The term real estate cycle is very similar to the economic cycle and is something we all should know and understand. These phenomena affect not only our lives, but the lives of everyone who came before us and everyone who will come after us as well. An economic or real estate cycle refers to the natural and inevitable fluctuation of the economy between periods of expansion (booms) and contraction (recessions). Factors such as gross domestic product (GDP), interest rates, levels of employment, and consumer spending are all pieces of the puzzle when trying to determine the current stage of the economic cycle.
Because the real estate market is directly linked to how well the economy is doing, when the period of the cycle changes in one, it changes in the other. When there is a recession in the economy, no one has money to buy houses and so prices plummet thus creating a real estate recession. To quote Charles Dickens, “Change begets change.”
A key point to recognize when trying identify the current state of an economic/real estate cycle is paying attention to what investors are investing in. During a period of expansion, an economy will have a GDP that is increasing rapidly. Thus, investors will try to purchase companies in technology, capital goods, and basic energy during these times. During a period of contraction, investors will look to purchase companies in the utilities, financials, and healthcare fields. Essentially, they want to capitalize on whatever people are interested in during that time. When times are good and the economy is doing well, people have excess money for new technology, capital goods, etc. When times are bad, people’s focus is more on basic necessities of life such as healthcare and keeping the lights on in their house.

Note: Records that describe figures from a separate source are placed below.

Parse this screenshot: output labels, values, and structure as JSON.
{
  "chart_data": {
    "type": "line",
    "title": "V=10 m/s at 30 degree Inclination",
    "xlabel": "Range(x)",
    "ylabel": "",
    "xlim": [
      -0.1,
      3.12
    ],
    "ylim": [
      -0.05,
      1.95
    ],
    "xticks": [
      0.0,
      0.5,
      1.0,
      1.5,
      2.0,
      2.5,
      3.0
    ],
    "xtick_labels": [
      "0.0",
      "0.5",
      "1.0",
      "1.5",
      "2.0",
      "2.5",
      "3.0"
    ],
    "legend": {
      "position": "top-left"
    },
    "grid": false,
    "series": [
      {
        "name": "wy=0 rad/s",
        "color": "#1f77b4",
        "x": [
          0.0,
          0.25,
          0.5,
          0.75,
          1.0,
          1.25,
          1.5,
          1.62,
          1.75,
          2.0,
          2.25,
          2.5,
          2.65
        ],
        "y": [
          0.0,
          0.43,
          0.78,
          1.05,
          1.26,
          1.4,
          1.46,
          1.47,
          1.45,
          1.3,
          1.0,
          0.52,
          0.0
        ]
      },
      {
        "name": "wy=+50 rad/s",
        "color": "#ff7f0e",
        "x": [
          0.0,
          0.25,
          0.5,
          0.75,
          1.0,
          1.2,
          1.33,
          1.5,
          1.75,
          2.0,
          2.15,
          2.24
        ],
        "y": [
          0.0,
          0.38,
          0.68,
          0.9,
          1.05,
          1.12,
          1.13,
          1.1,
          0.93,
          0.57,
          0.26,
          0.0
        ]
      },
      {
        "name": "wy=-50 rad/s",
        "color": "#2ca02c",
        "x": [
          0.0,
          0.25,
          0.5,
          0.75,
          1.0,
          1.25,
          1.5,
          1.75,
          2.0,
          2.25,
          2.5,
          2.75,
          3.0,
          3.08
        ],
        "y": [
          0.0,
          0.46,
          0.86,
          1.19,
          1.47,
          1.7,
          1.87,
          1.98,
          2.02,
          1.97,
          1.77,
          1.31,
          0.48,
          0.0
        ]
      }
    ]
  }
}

Key aspects of an economic boom include higher than average GDP growth, higher disposable incomes, less unemployment, increased consumer spending, and better wages. As you would expect, key aspects of a recession include below-average GDP growth, lower disposable incomes, higher unemployment rates, and decreased consumer spending. The real estate market will be very good during economic booms and people will be looking to move into bigger and better houses.
Economic cycles are more than just fluctuations in the economy. The economy fluctuates every day with not much notice, but a cycle change has far reaching effects that nearly everyone in every sector will feel. Historically, a recession is defined as when the economy has two consecutive quarters of negative growth. Most recessions have a lifespan of 18-24 months. During that period, people will be sitting on their properties, not wanting sell or buy for fear they might lose everything. There is much less movement in the real estate market during economic recessions.
Recessions are never good, but they are natural and will happen. When they do, keep in mind that it’s only a matter of time before things start picking up again. How long the recession will last is tough to predict so it’s always smart to be prepared. Start saving. Talk to a financial advisor. Make sure your finances are in order so that when times do get tough, you’re ready.